On est aussi très heureux d’entendre le baryton Jérôme Boutillier en Zurga, enfin un magnifique emploi d’importance pour lui. Le grain vocal est d’une belle noblesse, richement timbré et le style d’une élégance rare ; seules les notes les plus aiguës semblent fragiles et doivent être soit négociées avec prudence, soit évitées. Les deux voix de ténor et baryton sont en tout cas superbement appariées, ceci dès leur premier duo « Au fond du temple saint ».

La soprano Anaïs Constans dessine une Leïla à la voix ample, plus large certainement que ce qu’on peut entendre d’ordinaire pour ce personnage. Le timbre n’en est pas moins charmant et coloré, d'une agréable rondeur et d'une agilité appréciable, prise uniquement en défaut d’intonation sur les dernières petites notes piquées de son grand air en fin de premier acte « Ô Dieu Brahma ! ». L’interprète montre beaucoup d’engagement dans ses duos, aussi bien avec Nadir (« Leïla ! Dieu puissant », acte II) qu’avec Zurga (« Je frémis, je chancelle », acte III), donnant une couleur davantage lyrique à ces passages, et motivant ses partenaires à rivaliser à pleine voix avec elle.

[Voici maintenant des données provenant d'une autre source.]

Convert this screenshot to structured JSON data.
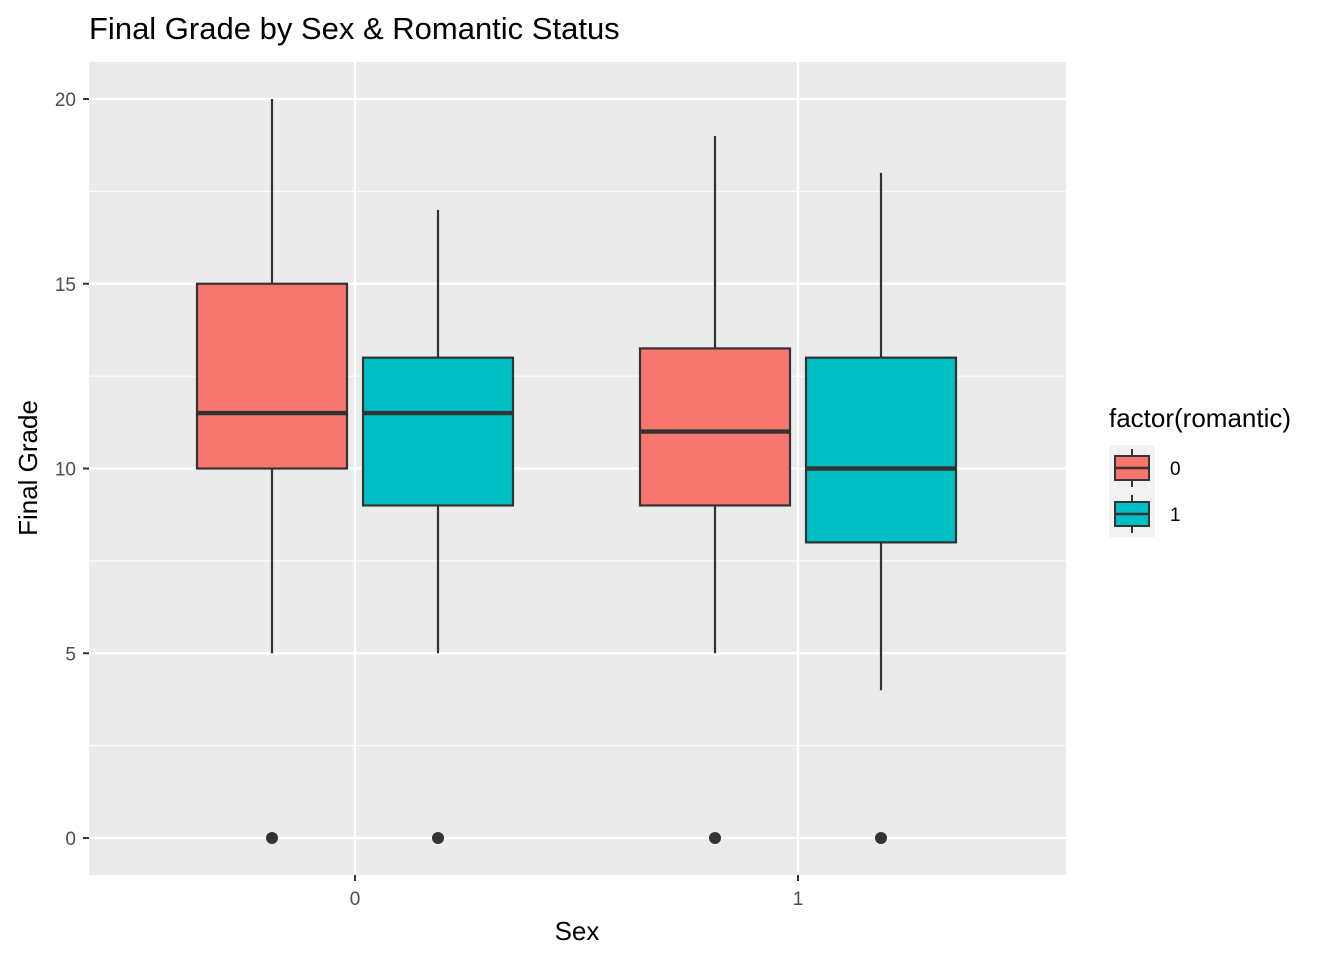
{
  "chart_data": {
    "type": "boxplot",
    "title": "Final Grade by Sex & Romantic Status",
    "xlabel": "Sex",
    "ylabel": "Final Grade",
    "categories": [
      "0",
      "1"
    ],
    "ylim": [
      -1,
      21
    ],
    "y_ticks": [
      0,
      5,
      10,
      15,
      20
    ],
    "grid": true,
    "legend": {
      "title": "factor(romantic)",
      "position": "right",
      "entries": [
        {
          "label": "0",
          "color": "#F8766D"
        },
        {
          "label": "1",
          "color": "#00BFC4"
        }
      ]
    },
    "series": [
      {
        "name": "0",
        "color": "#F8766D",
        "boxes": [
          {
            "category": "0",
            "whisker_low": 5,
            "q1": 10,
            "median": 11.5,
            "q3": 15,
            "whisker_high": 20,
            "outliers": [
              0
            ]
          },
          {
            "category": "1",
            "whisker_low": 5,
            "q1": 9,
            "median": 11,
            "q3": 13.25,
            "whisker_high": 19,
            "outliers": [
              0
            ]
          }
        ]
      },
      {
        "name": "1",
        "color": "#00BFC4",
        "boxes": [
          {
            "category": "0",
            "whisker_low": 5,
            "q1": 9,
            "median": 11.5,
            "q3": 13,
            "whisker_high": 17,
            "outliers": [
              0
            ]
          },
          {
            "category": "1",
            "whisker_low": 4,
            "q1": 8,
            "median": 10,
            "q3": 13,
            "whisker_high": 18,
            "outliers": [
              0
            ]
          }
        ]
      }
    ]
  },
  "colors": {
    "panel_background": "#EBEBEB",
    "grid": "#FFFFFF",
    "box_outline": "#333333"
  }
}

Le quatrième protagoniste est le baryton-basse Jacques-Greg Belobo qui incarne un Nourabad d’une voix bien placée, à l’autorité naturelle.

Le chef Robert Tuohy et l’Orchestre de l’Opéra de Toulon magnifient la partition de Bizet. La direction variée souligne finement ses accents orientalistes, avec des instrumentistes délicats lorsqu’il le faut, comme l’accompagnement à la flûte et harpe du duo « Au fond du temple saint ». Les chœurs de l’Opéra de Toulon constituent malheureusement le gros point faible de la soirée, dans un ouvrage où ils sont souvent sollicités. Le son manque cruellement d’homogénéité et de séduction, chez les femmes en particulier où on entend certaines voix pointues désolidarisées et au vibrato marqué. C’est un peu moins flagrant lorsque les choristes chantent depuis les coulisses, mais leur prestation reste globalement de qualité insuffisante en comparaison du niveau général de la représentation.